Da Colonização dos Estômagos

A fome junto da subnutrição são duas das chagas que estão constantemente presentes na história popular do Brasil. A falta do ter o que comer é uma das maiores contradições, uma verdadeira ironia, na “terra onde tudo que se planta cresce e floresce”.

Como pode, em um país com tanta terra, com tanta água, com tanta planta e tanta gente existir, e não pouca, fome, como pode existir sede ?

Uma das respostas dessas perguntas são encontradas olhando uma história, encarando o violento processo de dominação colonial, mercantilista e ocidental: O encontro entre colonizadores europeus e indígenas de Abya Yala, a invasão de Pindorama.

A razão ocidental, que em sua primeira atividade, econômica, com o início da exploração da cana-de-açúcar, teve como objetivo central desterrar, isso é, arrancar da terra, usando a força, os que nela nasciam, viviam e comiam, conferindo novos “donos” às nossas terras.

Com o processo de desterramento, cria-se o que vem a ser o legado de nascimento do povo brasileiro: escravização, desnutrição e, posteriormente, sub-assalariamento e favelização das populações “Afroindígenas”. A submissão social, econômica, política, religiosa, moral e física são os traços da colonização, que apresenta sempre sua forma mais cruel como forma assimilar os que desorienta, a colonização dos estômagos.
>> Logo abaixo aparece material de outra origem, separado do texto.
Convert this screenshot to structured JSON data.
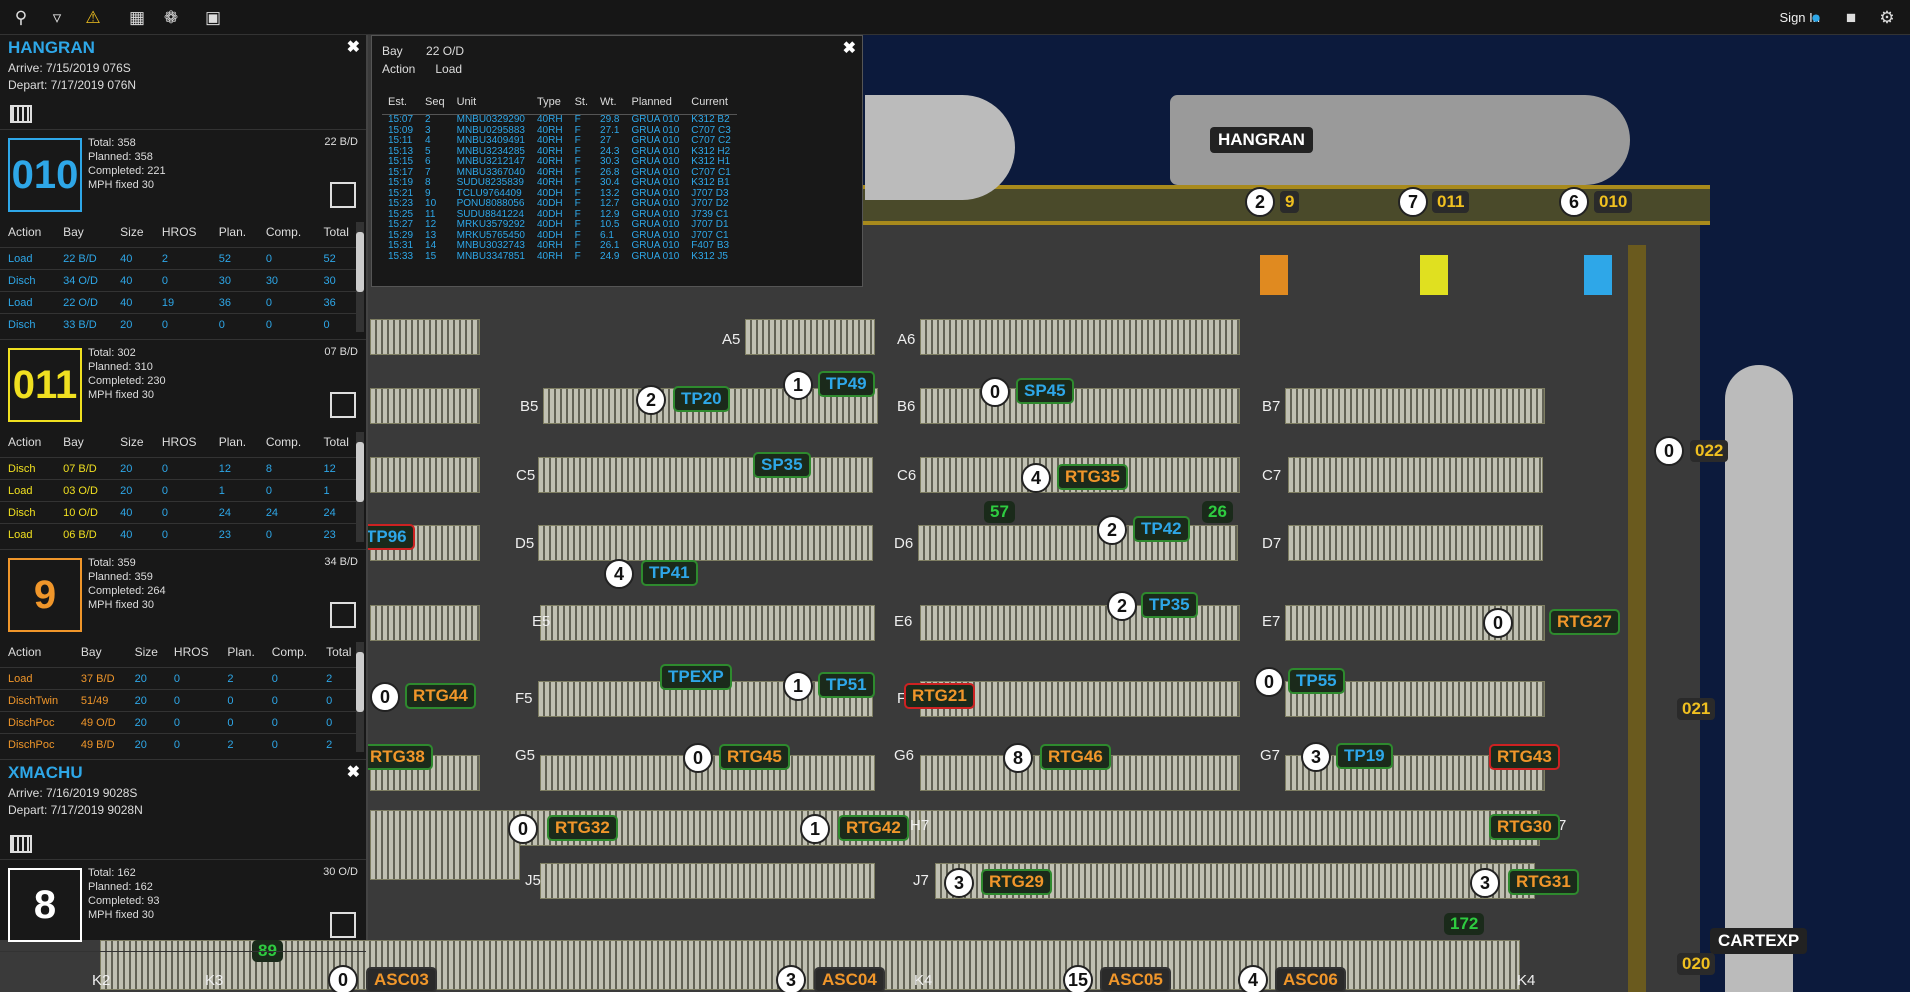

As grandes áreas de terra em forma de latifúndio, usadas só para engordar os bolsos da burguesia, que afoita o bucho roncador dos desterrados, é o retrato da “civilização” no brasil, da modernização capitalista. Com o cultivo e a exportação do açúcar, no ciclo da mineração, do café e agora da soja, dos portos brasileiros para os mais diversos continentes do mundo, as contas na suíça aumentam e só o pão de ontem não sustenta.

A espoliação burguesa é a causa da fome, sem acúmulo de riqueza não haveria fome…

“A fome é humana… a fome é a praga que os homens fabricaram contra outros homens e mulheres.” [1]

Na última década chegou ao poder uma promessa de dignificação do pobres, de saciar a fome dos desterrados, o convite à um jantar; o projeto do petismo, que prometia acabar com a fome e miséria. Assim foram criados programas assistencialistas, como o “fome zero” e o “Bolsa Família”, assim como também a expansão de órgãos de controle alimentar e o fomento à ONG’s como o “banco de alimentos”, chegando o Brasil em 2014 a sair do “Mapa da fome” da Organização das nações unidas.

Mas, após um abalo do capitalismo mundial, o que se mostra é um verdadeiro desmascaramento de como a fome foi escamoteada pelos governos petistas com puro reformismo. O convite para o jantar tem um preço alto e o convidado paga a conta…. nenhuma estrutura de poder se movimentou senão para o lado dos que já estavam ganhando, os latifúndios se expandiram, o agronegócio se consolidou dominante e a desigualdade real galopou.

Em algum nível e de alguma forma, houve uma dignificação de parcelas da população, mas não foi feita uma reforma agrária popular, sob controle dos trabalhadores, meio possível de se dignificar a vida material, de aumentar a produção de alimentos e de nutrir as populações. Muito pelo contrário, o agronegócio expandiu-se como nunca, engolindo tudo aquilo que era verde à sua frente. De 2014 à 2017, 800 mil pessoas entraram no raio da fome, sendo cerca de 5 milhões de pessoas as que mais passam fome no Brasil.

No país onde, em 2017, 15 pessoas morreram por dia, atacadas pelo silencioso e desalentador verme da fome, em 2019 chega ao planalto um representante que tem a amargura de afirmar que não há fome no Brasil. Mais do que seu perfil de cidadão médio brasileiro, preso na sua bolha social esse entendimento não se diferencia muito do plano de precarização da vida que vem sendo operado no brasil, como com a reforma da previdência que em seu plano original pretendia pagar R$ 400,00 de aposentadoria.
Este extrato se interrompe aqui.